Tuesday, March 13, 2012

Tuesday Afternoon Links

Assorted content for your afternoon reading.

- Linda McQuaig writes that Robocon is placing Canada at the forefront of dubious electoral results in the developed world. Which of course means it's time to evaluate the Cons' fraud merely as a matter of political damage control, rather than focusing on who's responsible for what abuses of democracy.

- Peter Gillespie comments on the effect of tax havens, including this list of the resources siphoned out of other countries as a result:
In the United Kingdom, a parliamentary public accounts committee estimated that tax losses due to the offshore system are at least £8.5 billion annually; the Trades Union Congress, however, estimates that the real figure is more than £25 billion. A U.S. Senate investigation of offshore tax abuse assessed the cost to the U.S. treasury as $100 billion annually.

In 2002, Canada’s Auditor-General warned that corporate “tax arrangements with foreign affiliates have eroded Canadian tax revenues of hundreds of millions of dollars over the past ten years.”

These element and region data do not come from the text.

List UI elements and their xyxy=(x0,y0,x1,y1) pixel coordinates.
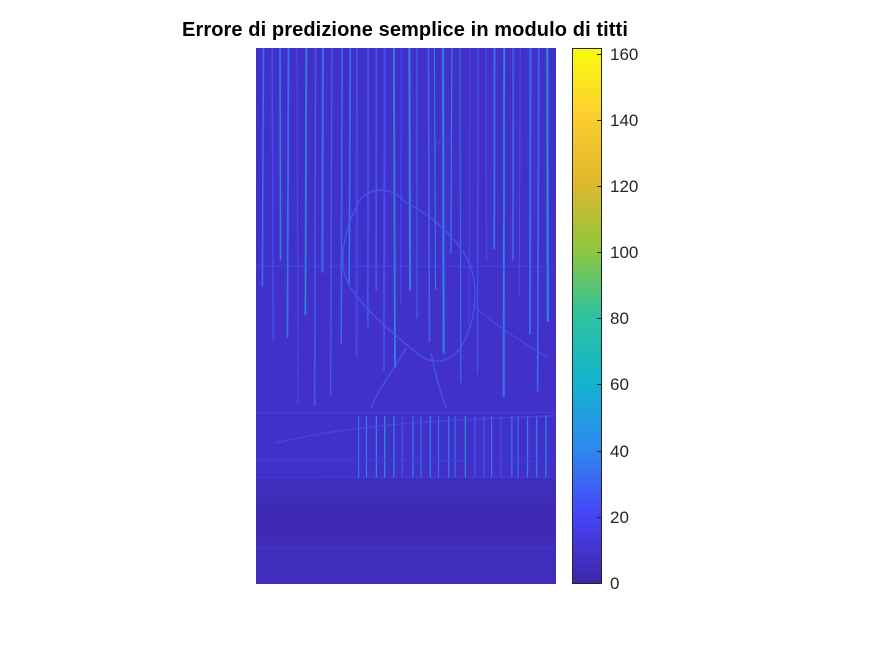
colorbar-tick-mark xyxy=(597,384,602,385)
heatmap-edge-stripe xyxy=(546,48,549,322)
heatmap-edge-stripe xyxy=(261,48,265,288)
heatmap-branch-edge xyxy=(275,415,556,444)
colorbar-tick-label: 60 xyxy=(610,375,629,394)
heatmap-horizontal-edge xyxy=(256,476,556,479)
heatmap-image xyxy=(256,48,556,584)
heatmap-edge-stripe xyxy=(400,48,402,306)
heatmap-edge-stripe xyxy=(468,48,471,327)
heatmap-edge-stripe xyxy=(348,48,352,284)
heatmap-edge-stripe xyxy=(286,48,290,338)
colorbar-tick-label: 80 xyxy=(610,309,629,328)
heatmap-edge-stripe xyxy=(321,48,324,273)
colorbar-tick-mark xyxy=(597,318,602,319)
heatmap-edge-stripe xyxy=(271,48,275,343)
heatmap-horizontal-edge xyxy=(256,546,556,549)
heatmap-edge-stripe xyxy=(329,48,333,397)
colorbar-tick-label: 140 xyxy=(610,111,639,130)
heatmap-edge-stripe xyxy=(296,48,299,404)
colorbar-tick-mark xyxy=(597,451,602,452)
colorbar-tick-mark xyxy=(597,54,602,55)
heatmap-edge-stripe xyxy=(442,48,445,354)
heatmap-edge-stripe xyxy=(433,48,437,291)
colorbar-tick-label: 100 xyxy=(610,243,639,262)
heatmap-edge-stripe xyxy=(304,48,308,316)
colorbar-tick-mark xyxy=(597,583,602,584)
heatmap-leg-edge xyxy=(370,347,447,409)
heatmap-edge-stripe xyxy=(313,48,317,406)
heatmap-svg xyxy=(256,48,556,584)
heatmap-edge-stripe xyxy=(459,48,462,383)
heatmap-horizontal-edge xyxy=(256,459,556,462)
heatmap-dark-band xyxy=(256,503,556,543)
heatmap-bird-outline xyxy=(342,189,476,362)
heatmap-edge-stripe xyxy=(393,48,396,368)
chart-title: Errore di predizione semplice in modulo … xyxy=(182,19,628,41)
heatmap-edge-stripe xyxy=(476,48,479,375)
colorbar-tick-label: 40 xyxy=(610,442,629,461)
colorbar-tick-label: 20 xyxy=(610,508,629,527)
colorbar-tick-label: 120 xyxy=(610,177,639,196)
colorbar-tick-label: 0 xyxy=(610,574,620,593)
heatmap-tail-edge xyxy=(470,302,549,359)
heatmap-edge-stripe xyxy=(518,48,521,297)
heatmap-edge-stripe xyxy=(408,48,412,291)
colorbar xyxy=(572,48,602,584)
colorbar-tick-mark xyxy=(597,517,602,518)
colorbar-tick-label: 160 xyxy=(610,45,639,64)
colorbar-tick-mark xyxy=(597,120,602,121)
heatmap-edge-stripe xyxy=(450,48,453,254)
colorbar-gradient xyxy=(573,49,601,583)
heatmap-edge-stripe xyxy=(340,48,343,345)
colorbar-tick-mark xyxy=(597,186,602,187)
heatmap-edge-stripe xyxy=(536,48,540,392)
colorbar-tick-mark xyxy=(597,252,602,253)
heatmap-edge-stripe xyxy=(382,48,386,371)
heatmap-edge-stripe xyxy=(427,48,431,343)
heatmap-branch-tip xyxy=(423,140,452,159)
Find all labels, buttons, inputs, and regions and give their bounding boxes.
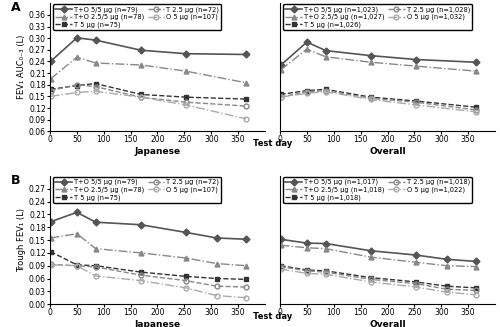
- Legend: T+O 5/5 μg (n=1,017), T+O 2.5/5 μg (n=1,018), T 5 μg (n=1,018), T 2.5 μg (n=1,01: T+O 5/5 μg (n=1,017), T+O 2.5/5 μg (n=1,…: [284, 177, 472, 203]
- Legend: T+O 5/5 μg (n=79), T+O 2.5/5 μg (n=78), T 5 μg (n=75), T 2.5 μg (n=72), O 5 μg (: T+O 5/5 μg (n=79), T+O 2.5/5 μg (n=78), …: [54, 4, 221, 30]
- Text: B: B: [12, 174, 21, 186]
- X-axis label: Overall: Overall: [369, 320, 406, 327]
- Y-axis label: Trough FEV₁ (L): Trough FEV₁ (L): [17, 208, 26, 272]
- X-axis label: Japanese: Japanese: [134, 147, 180, 156]
- Text: Test day: Test day: [253, 312, 292, 321]
- X-axis label: Japanese: Japanese: [134, 320, 180, 327]
- Legend: T+O 5/5 μg (n=79), T+O 2.5/5 μg (n=78), T 5 μg (n=75), T 2.5 μg (n=72), O 5 μg (: T+O 5/5 μg (n=79), T+O 2.5/5 μg (n=78), …: [54, 177, 221, 203]
- Y-axis label: FEV₁ AUC₀₋₃ (L): FEV₁ AUC₀₋₃ (L): [17, 35, 26, 99]
- Text: A: A: [12, 1, 21, 14]
- Legend: T+O 5/5 μg (n=1,023), T+O 2.5/5 μg (n=1,027), T 5 μg (n=1,026), T 2.5 μg (n=1,02: T+O 5/5 μg (n=1,023), T+O 2.5/5 μg (n=1,…: [284, 4, 472, 30]
- X-axis label: Overall: Overall: [369, 147, 406, 156]
- Text: Test day: Test day: [253, 139, 292, 148]
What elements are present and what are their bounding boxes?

A June 2008 study by the University of Quebec at Montreal concluded that the five major Canadian banks avoided $16 billion in federal and provincial taxes through offshore affiliates between 1991 and 2003.

A 2004 Library of Canada report noted that, between 1990 and 2003, Canadian corporate investments in Barbados increased from $1.5 billion to $24.7 billion, exceeding the GDP of Barbados by a factor of six. The report concluded that at least some of these investments could only be explained as tax avoidance measures.

Statistics Canada reported that $88 billion of Canadian corporate assets were held offshore in 2003, mostly invested in the tax havens of Barbados, Ireland, Bermuda, the Cayman Islands, and the Bahamas.
Wealthy people are also escaping their tax obligations. Financial institutions have aggressively pursued “high net worth individuals,” encouraging them to move their assets to offshore accounts and trusts. The London-based Tax Justice Network estimates that US$11.5 trillion of the wealth of the world’s richest individuals is held offshore, resulting in lost tax revenues of $255 billion annually. The Cayman Islands alone holds US$1 trillion of the assets of the world’s wealthiest people.

A 2006 U.S. Senate subcommittee report concluded that wealthy Americans avoid $40 to $70 billion in taxes each year by holding their assets offshore.
- Gloria Galloway reports on the Cons' committee efforts to effectively eliminate any environmental oversight by setting inflexible timelines and granting automatic approval if a project proponent can run out the clock. And Mike de Souza notes a separate Harper Con scheme to gut protection for fisheries.

- Finally, Kady documents another blatant form of anti-accountability from the Cons, as Helene Laverdiere's order paper queries about the Office of Religious Freedom were answered with nothing but oft-recycled talking points which utterly failed to respond to the actual questions. But scooping my next Parliament in Review post (which will likely be postponed under after the end of the NDP's leadership campaign), that shouldn't be seen as a particularly radical development: just take a look at the non-answers and irrelevant spin provided in response to questions 233, 259, 322, 325 and 378 here from the first sitting day of 2012 - as well as the flat-out refusal to answer questions like 379 and 382. And for added fun, compare the detail provided in response to #246-249 (Brent Rathgeber's questions about CBC costs) with that (not) offered to #253-255 (Tyrone Benskin's queries seeking similar information about the PMO).